Besides being prone to cannibalism, how do centipedes behave? “It would be unfair to call them cranky little bastards,” said Edgecombe, of the Natural History Museum, strongly implying that they are cranky little bastards. They’re not heavy on brain matter, and it looks as though there’s not much leisure or pleasure in their lives. Since they don’t copulate, there’s no opportunity for ecstatic sexual release, though centipedes do know how to slow-dance. The male reaches out his antennae and taps the last segment of a female. He performs some gyrations to signal that he’s making a sperm packet. There’s a special organ for spinning the packet, which Edgecombe referred to as “a sad ass little willy.”

Few have closely observed centipede reproduction. No one knows how the male persuades his intended that his sperm packet is superior to anyone else’s, or if he even tries. The female picks up the packet, in most species moving it with a special pair of legs into her genital opening.

Those who study centipedes rush to say that the creatures are good mothers. They may sit for as long as three months without eating, watching their eggs and then seeing the young through their first few molts. The desert centipede coils around the eggs and grooms them, to prevent fungus from growing.

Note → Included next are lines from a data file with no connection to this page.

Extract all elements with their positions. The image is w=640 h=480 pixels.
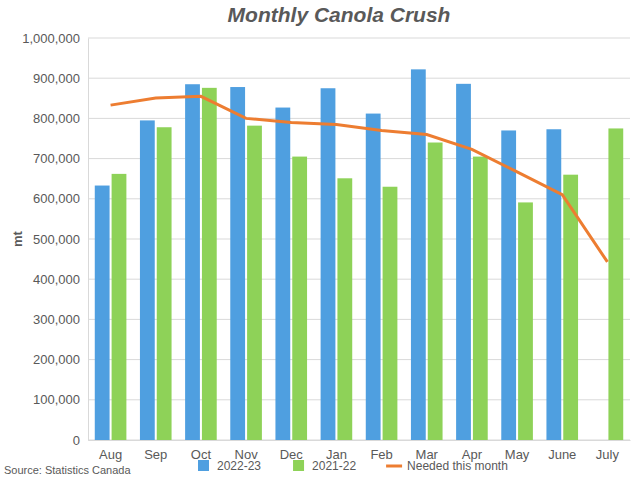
x-tick: Feb — [370, 440, 392, 462]
legend: 2022-23 2021-22 Needed this month — [198, 459, 508, 473]
bar — [157, 127, 172, 440]
y-tick-label: 500,000 — [33, 232, 80, 247]
bar — [202, 88, 217, 440]
x-tick-label: June — [548, 447, 576, 462]
line — [111, 96, 608, 262]
bar-series — [112, 88, 624, 440]
bar — [518, 202, 533, 440]
y-tick-label: 300,000 — [33, 312, 80, 327]
legend-label: Needed this month — [407, 459, 508, 473]
y-tick: 300,000 — [33, 312, 88, 327]
bar — [95, 186, 110, 440]
bar — [546, 129, 561, 440]
y-tick-label: 600,000 — [33, 191, 80, 206]
marks — [95, 69, 623, 440]
legend-symbol — [293, 460, 304, 471]
x-tick-label: Aug — [99, 447, 122, 462]
bar — [292, 157, 307, 440]
x-tick: June — [548, 440, 576, 462]
chart-svg: Monthly Canola Crush 0 100,000 200,000 300,0… — [0, 0, 640, 480]
x-tick: Dec — [280, 440, 304, 462]
y-tick: 0 — [73, 433, 88, 448]
legend-label: 2022-23 — [217, 459, 261, 473]
y-tick-label: 100,000 — [33, 392, 80, 407]
bar — [247, 126, 262, 440]
y-tick: 700,000 — [33, 151, 88, 166]
y-tick-label: 0 — [73, 433, 80, 448]
bar — [185, 84, 200, 440]
y-tick-label: 900,000 — [33, 71, 80, 86]
legend-label: 2021-22 — [312, 459, 356, 473]
x-tick: Sep — [144, 440, 167, 462]
x-tick-label: Dec — [280, 447, 304, 462]
bar — [383, 187, 398, 440]
chart-title: Monthly Canola Crush — [228, 3, 451, 26]
legend-item: 2021-22 — [293, 459, 356, 473]
legend-item: 2022-23 — [198, 459, 261, 473]
grid-line — [88, 78, 630, 79]
y-axis: 0 100,000 200,000 300,000 400,000 500,000 600,… — [22, 31, 88, 448]
x-tick: Oct — [191, 440, 212, 462]
y-tick-label: 400,000 — [33, 272, 80, 287]
y-tick: 200,000 — [33, 352, 88, 367]
bar — [321, 88, 336, 440]
bar — [275, 108, 290, 440]
y-tick: 900,000 — [33, 71, 88, 86]
y-tick: 1,000,000 — [22, 31, 88, 46]
bar — [140, 120, 155, 440]
y-tick-label: 800,000 — [33, 111, 80, 126]
bar — [456, 84, 471, 440]
grid-line — [88, 38, 630, 39]
grid — [88, 38, 630, 440]
y-tick: 800,000 — [33, 111, 88, 126]
legend-item: Needed this month — [386, 459, 508, 473]
chart-container: Monthly Canola Crush 0 100,000 200,000 300,0… — [0, 0, 640, 480]
bar — [501, 130, 516, 440]
x-tick-label: Oct — [191, 447, 212, 462]
y-tick-label: 200,000 — [33, 352, 80, 367]
x-axis-line — [89, 440, 631, 441]
x-tick-label: July — [596, 447, 620, 462]
y-tick: 400,000 — [33, 272, 88, 287]
x-tick: July — [596, 440, 620, 462]
plot-area: 0 100,000 200,000 300,000 400,000 500,000 600,… — [22, 31, 630, 463]
bar — [428, 143, 443, 440]
bar — [112, 174, 127, 440]
y-axis-title: mt — [10, 230, 25, 247]
bar — [366, 114, 381, 440]
x-axis: AugSepOctNovDecJanFebMarAprMayJuneJuly — [89, 440, 631, 462]
x-tick-label: Sep — [144, 447, 167, 462]
y-tick-label: 1,000,000 — [22, 31, 80, 46]
x-tick-label: May — [505, 447, 530, 462]
source-note: Source: Statistics Canada — [4, 464, 131, 476]
x-tick: May — [505, 440, 530, 462]
y-tick-label: 700,000 — [33, 151, 80, 166]
bar — [337, 178, 352, 440]
legend-symbol — [198, 460, 209, 471]
bar — [411, 69, 426, 440]
bar — [473, 157, 488, 440]
bar — [230, 87, 245, 440]
x-tick: Aug — [99, 440, 122, 462]
legend-symbol — [386, 465, 402, 468]
y-axis-line — [88, 39, 89, 441]
grid-line — [88, 118, 630, 119]
y-tick: 500,000 — [33, 232, 88, 247]
x-tick-label: Feb — [370, 447, 392, 462]
bar — [608, 128, 623, 440]
y-tick: 600,000 — [33, 191, 88, 206]
y-tick: 100,000 — [33, 392, 88, 407]
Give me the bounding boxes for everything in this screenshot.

Exterminators exploit our fears about the many-legged beasts, but in fact the smaller and more common centipedes do more good than harm. If your home is clean and dry and, most important, free of the things that are centipede chow, you shouldn’t be bothered by them. Though the small ones can’t bite through our skin, it’s best to tell children not to pick them up. What to do if you find one? If it’s a foot long, run. If it’s an inch or two long, sweep it into a jar and chuck it out in the garden. If it’s very little, pick it up with tissue paper, look at it, and think back on our last common ancestor—a marine worm that lived about 560 million years ago. We’ve taken a different path since then, of course, but we’re all creatures made of segments.